Manque de libido : les vraies causes et nos conseils
Pour raviver le désir, il est conseillé d’adopter une approche globale qui agit simultanément sur trois leviers : consulter pour un éventuel traitement local, alléger la charge mentale et réinventer l’intimité autour de la complicité émotionnelle. Selon des études, une femme sur trois déclare une insuffisance de désir et de libido. La satisfaction intime demeure élevée pour celles qui privilégient la qualité du lien sur la performance.
Agir concrètement pour retrouver le désir
Consultez un professionnel de santé : Un traitement local à base d’œstrogènes peut soulager la sécheresse vaginale en quelques jours. Il est aussi important de vérifier l’impact des traitements chroniques, car plus de la moitié des patientes sous antidépresseurs de type ISRS rapportent des effets sur leur libido.
Allégez votre charge mentale : Bloquez quinze minutes par jour sans écran ni sollicitation. Ce temps de décompression peut réduire le taux de cortisol, hormone du stress qui freine le désir.
Réinventez votre intimité : Privilégiez les préliminaires prolongés, les massages et la communication. Le désir réactif, théorisé par la sexologue Rosemary Basson, se développe durant l’interaction, pas avant.

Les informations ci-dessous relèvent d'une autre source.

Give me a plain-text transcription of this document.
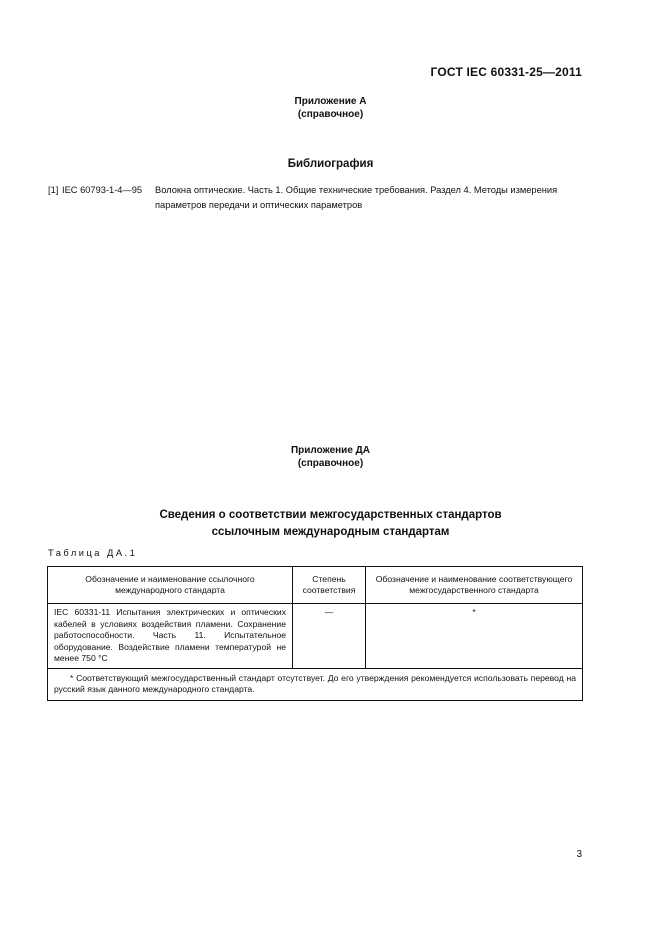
ГОСТ IEC 60331-25—2011
Приложение А
(справочное)
Библиография
[1] IEC 60793-1-4—95 Волокна оптические. Часть 1. Общие технические требования. Раздел 4. Методы измерения
параметров передачи и оптических параметров
Приложение ДА
(справочное)
Сведения о соответствии межгосударственных стандартов
ссылочным международным стандартам
Таблица ДА.1
Обозначение и наименование ссылочного международного стандарта	Степень соответствия	Обозначение и наименование соответствующего межгосударственного стандарта
IEC 60331-11 Испытания электрических и оптических кабелей в условиях воздействия пламени. Сохранение работоспособности. Часть 11. Испытательное оборудование. Воздействие пламени температурой не менее 750 °С	—	*
* Соответствующий межгосударственный стандарт отсутствует. До его утверждения рекомендуется использовать перевод на русский язык данного международного стандарта.		
3
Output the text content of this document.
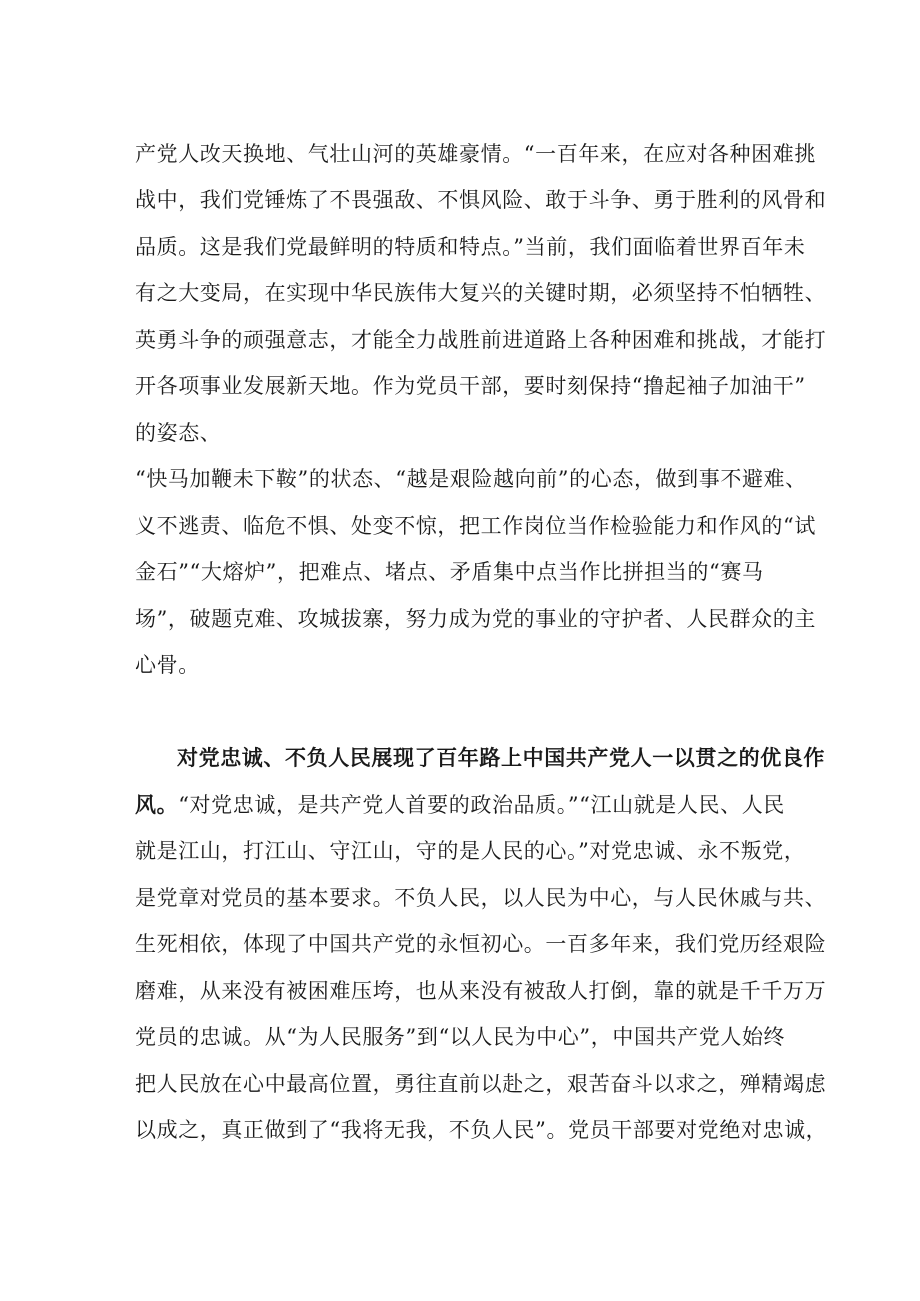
产党人改天换地、气壮山河的英雄豪情。“一百年来，在应对各种困难挑
战中，我们党锤炼了不畏强敌、不惧风险、敢于斗争、勇于胜利的风骨和
品质。这是我们党最鲜明的特质和特点。”当前，我们面临着世界百年未
有之大变局，在实现中华民族伟大复兴的关键时期，必须坚持不怕牺牲、
英勇斗争的顽强意志，才能全力战胜前进道路上各种困难和挑战，才能打
开各项事业发展新天地。作为党员干部，要时刻保持“撸起袖子加油干”
的姿态、
“快马加鞭未下鞍”的状态、“越是艰险越向前”的心态，做到事不避难、
义不逃责、临危不惧、处变不惊，把工作岗位当作检验能力和作风的“试
金石”“大熔炉”，把难点、堵点、矛盾集中点当作比拼担当的“赛马
场”，破题克难、攻城拔寨，努力成为党的事业的守护者、人民群众的主
心骨。
对党忠诚、不负人民展现了百年路上中国共产党人一以贯之的优良作
风。“对党忠诚，是共产党人首要的政治品质。”“江山就是人民、人民
就是江山，打江山、守江山，守的是人民的心。”对党忠诚、永不叛党，
是党章对党员的基本要求。不负人民，以人民为中心，与人民休戚与共、
生死相依，体现了中国共产党的永恒初心。一百多年来，我们党历经艰险
磨难，从来没有被困难压垮，也从来没有被敌人打倒，靠的就是千千万万
党员的忠诚。从“为人民服务”到“以人民为中心”，中国共产党人始终
把人民放在心中最高位置，勇往直前以赴之，艰苦奋斗以求之，殚精竭虑
以成之，真正做到了“我将无我，不负人民”。党员干部要对党绝对忠诚，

Un traitement local pour retrouver le confort physique
La sécheresse vaginale est l’un des principaux freins au désir. Des traitements locaux, tels que des crèmes ou des ovules à base d’œstrogènes, peuvent restaurer la souplesse des tissus en quelques jours. Ces solutions sont recommandées par la Haute Autorité de Santé et ne présentent pas les risques associés aux traitements hormonaux par voie générale.
Alléger votre charge mentale pour libérer l’envie
La fatigue et le stress chronique, notamment durant la transition ménopausique, impactent significativement le désir. Ces facteurs peuvent créer une charge allostatique, qui déséquilibre le corps et l’esprit. Les femmes vivant dans des familles recomposées rapportent souvent une charge mentale accrue, ce qui peut contribuer à une diminution du désir sexuel. Des études montrent que les femmes qui vivent séparément de leur partenaire notent souvent un regain de libido.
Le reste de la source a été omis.